Using religion against religion

Buencamino writes political commentary for Action for Economic Reforms. This article was published in Business Mirror, July 5, 2006 edition, p. A6.

I have a mental picture of Gloria Arroyo standing over a bloodied Bishop Deogracias Y?iguez. The caption reads, “Bishop clobbered by encyclical-wielding GMA.”

Bishop Y?iguez ignored Mrs. Arroyo’s pronouncement on the separation of church and state and dared file a complaint for her impeachment. Outraged by the bishop’s impudence, Mrs. Arroyo asked the Catholic Bishop’s Conference of the Philippines (CBCP) to take punitive action against the good bishop.

Just because Pope Benedict XVI allowed Mrs. Arroyo to kiss his ring without slapping her silly afterwards doesn’t mean he endorsed her cheating in the elections, her obstruction of justice, her dismal human rights record, and the prevalence of massive graft and corruption in her administration. And it certainly didn’t mean the Pope appointed her Papal spokeswoman. One wonders what spirit possessed Mrs. Arroyo to take such a big leap of faith.

There is no “somos” between the Pope and Mrs. Arroyo. Not even if she’s married to someone who claims descent from St. Theresa of Avila.

Still, Mrs. Arroyo insisted on interpreting the Pope’s circular. She must have speed-read Deus Carita Est because she was on government-run NBN-TV castigating the CBCP even before the Pope could wash his ring finger.

The self-appointed Papal spokeswoman said, “The encyclical defines the role of the Church in our quest for justice, and reminds Catholic leaders to avoid politicking and channel their efforts instead to helping uplift the condition of poor people.”

Not so, countered CBCP spokesman Msgr. Pedro Quitorio. He said, “It is the mission of the church to involve itself in moral issues….If the people are fed up with the country’s situation, the Church need not let them stand alone…if there is injustice and cheating that is where the Church must ‘interfere’.”

The reason for the contradictory readings of the Pope’s encyclical is Mrs. Arroyo’s cherry-picking.

She drew sustenance from: “The Church cannot and must not take upon herself the political battle to bring about the most just society possible. She cannot and must not replace the State.”

And spat out the following sentence that said: “Yet at the same time she cannot and must not remain on the sidelines in the fight for justice.”
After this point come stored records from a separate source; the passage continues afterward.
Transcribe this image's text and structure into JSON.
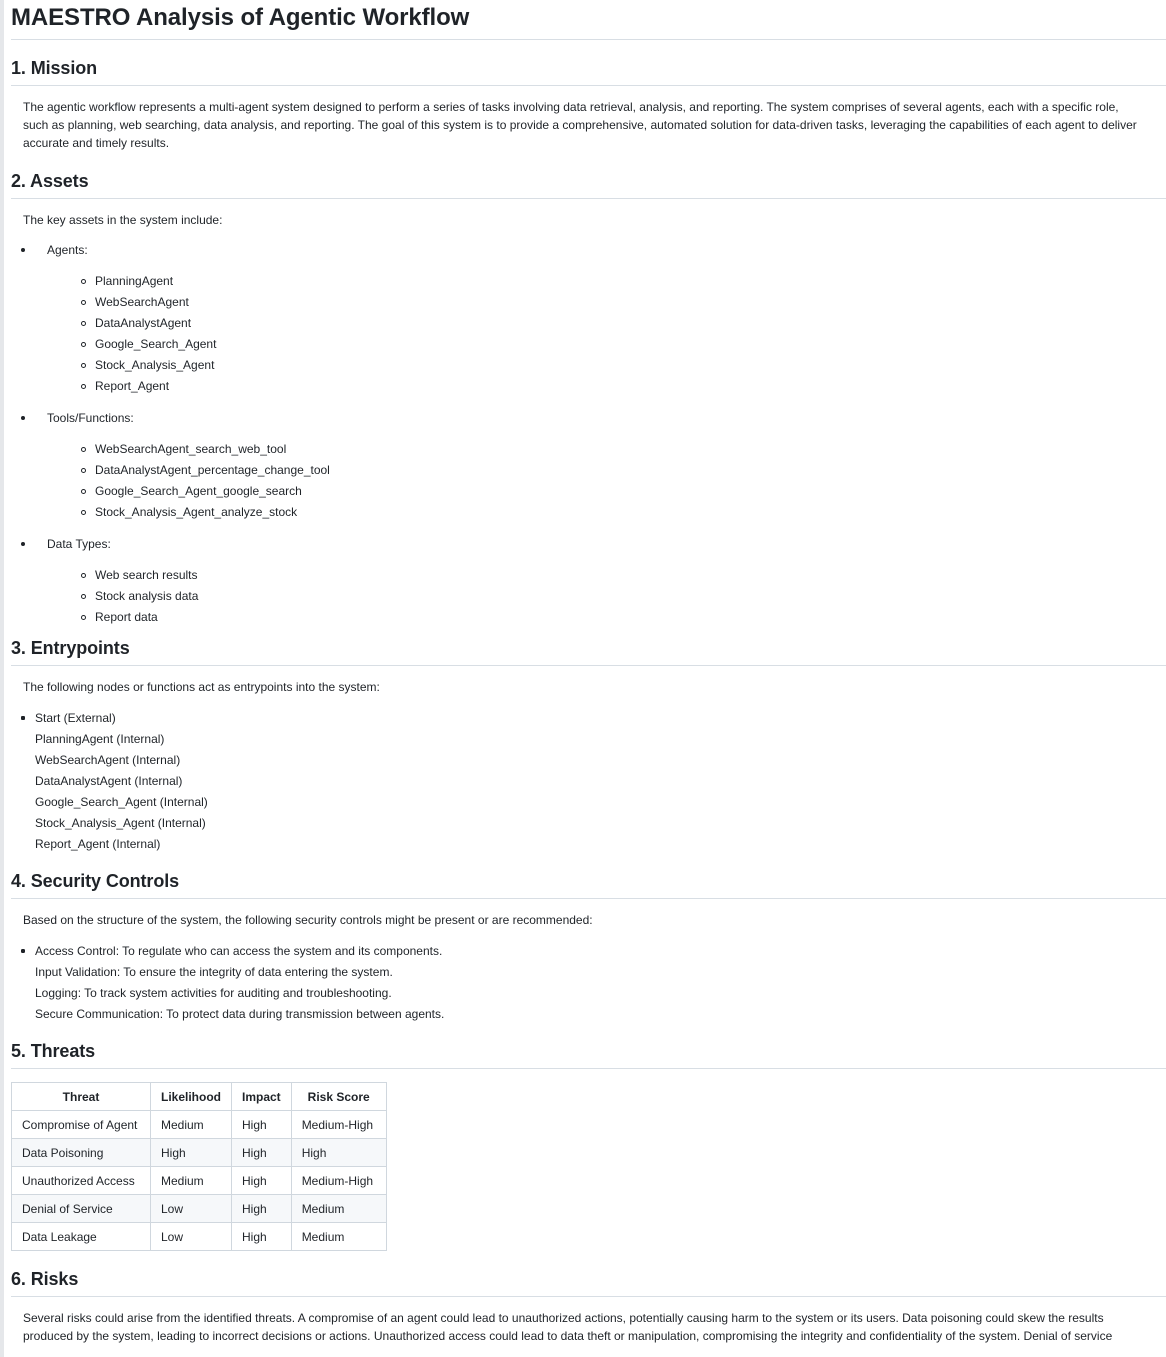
{
  "title": "MAESTRO Analysis of Agentic Workflow",
  "mission": {
    "heading": "1. Mission",
    "text": "The agentic workflow represents a multi-agent system designed to perform a series of tasks involving data retrieval, analysis, and reporting. The system comprises of several agents, each with a specific role, such as planning, web searching, data analysis, and reporting. The goal of this system is to provide a comprehensive, automated solution for data-driven tasks, leveraging the capabilities of each agent to deliver accurate and timely results."
  },
  "assets": {
    "heading": "2. Assets",
    "intro": "The key assets in the system include:",
    "groups": [
      {
        "label": "Agents:",
        "items": [
          "PlanningAgent",
          "WebSearchAgent",
          "DataAnalystAgent",
          "Google_Search_Agent",
          "Stock_Analysis_Agent",
          "Report_Agent"
        ]
      },
      {
        "label": "Tools/Functions:",
        "items": [
          "WebSearchAgent_search_web_tool",
          "DataAnalystAgent_percentage_change_tool",
          "Google_Search_Agent_google_search",
          "Stock_Analysis_Agent_analyze_stock"
        ]
      },
      {
        "label": "Data Types:",
        "items": [
          "Web search results",
          "Stock analysis data",
          "Report data"
        ]
      }
    ]
  },
  "entrypoints": {
    "heading": "3. Entrypoints",
    "intro": "The following nodes or functions act as entrypoints into the system:",
    "items": [
      "Start (External)",
      "PlanningAgent (Internal)",
      "WebSearchAgent (Internal)",
      "DataAnalystAgent (Internal)",
      "Google_Search_Agent (Internal)",
      "Stock_Analysis_Agent (Internal)",
      "Report_Agent (Internal)"
    ]
  },
  "controls": {
    "heading": "4. Security Controls",
    "intro": "Based on the structure of the system, the following security controls might be present or are recommended:",
    "items": [
      "Access Control: To regulate who can access the system and its components.",
      "Input Validation: To ensure the integrity of data entering the system.",
      "Logging: To track system activities for auditing and troubleshooting.",
      "Secure Communication: To protect data during transmission between agents."
    ]
  },
  "threats": {
    "heading": "5. Threats",
    "columns": [
      "Threat",
      "Likelihood",
      "Impact",
      "Risk Score"
    ],
    "rows": [
      [
        "Compromise of Agent",
        "Medium",
        "High",
        "Medium-High"
      ],
      [
        "Data Poisoning",
        "High",
        "High",
        "High"
      ],
      [
        "Unauthorized Access",
        "Medium",
        "High",
        "Medium-High"
      ],
      [
        "Denial of Service",
        "Low",
        "High",
        "Medium"
      ],
      [
        "Data Leakage",
        "Low",
        "High",
        "Medium"
      ]
    ]
  },
  "risks": {
    "heading": "6. Risks",
    "text": "Several risks could arise from the identified threats. A compromise of an agent could lead to unauthorized actions, potentially causing harm to the system or its users. Data poisoning could skew the results produced by the system, leading to incorrect decisions or actions. Unauthorized access could lead to data theft or manipulation, compromising the integrity and confidentiality of the system. Denial of service"
  }
}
She didn’t hear the Pope’s call to arms:  “The Church…is called to contribute to the purification of reason and to the reawakening of those moral forces without which just structures are neither established nor prove effective in the long run.”

And she didn’t bother with his quotation from St. Augustine: “A State which is not governed according to justice would be just a bunch of thieves.”

When Mrs. Arroyo saw the CBCP standing with Bishop Y?iguez and the public wasn’t buying her role as interpreter of the faith, she decided to shift her attack to muddling the principle of separation of Church and State. She’s planting doubts, trying to fool the public into believing that the 1987 Constitution is a two-way street. It is not.

The constitutional provision on church-state relations is crystal clear. The prohibition on “meddling” is on the State and not on any church. The State has no right to meddle with religion but the clergy have a right to meddle in politics. That right is protected by the 1987 Constitution. Period.

Under the present constitution, Mrs. Arroyo will not win her war on the Church. If Mrs. Arroyo wants to win, to limit religious participation in politics, then she should model her new Philippines after China which, after all, has the world’s fastest growing economy, a strong currency, an unchecked unicameral parliament controlled by one party, and a government that exercises tight control over any and all religions. With the Chinese model in place, Mrs. Arroyo can appoint herself to whatever position she wants. And she can name her own Bishops. What more can anybody ask for?

“Why…the Papacy, of course!” Didn’t Mrs. Arroyo say she’s here now because it’s part of God’s plan for her and for us?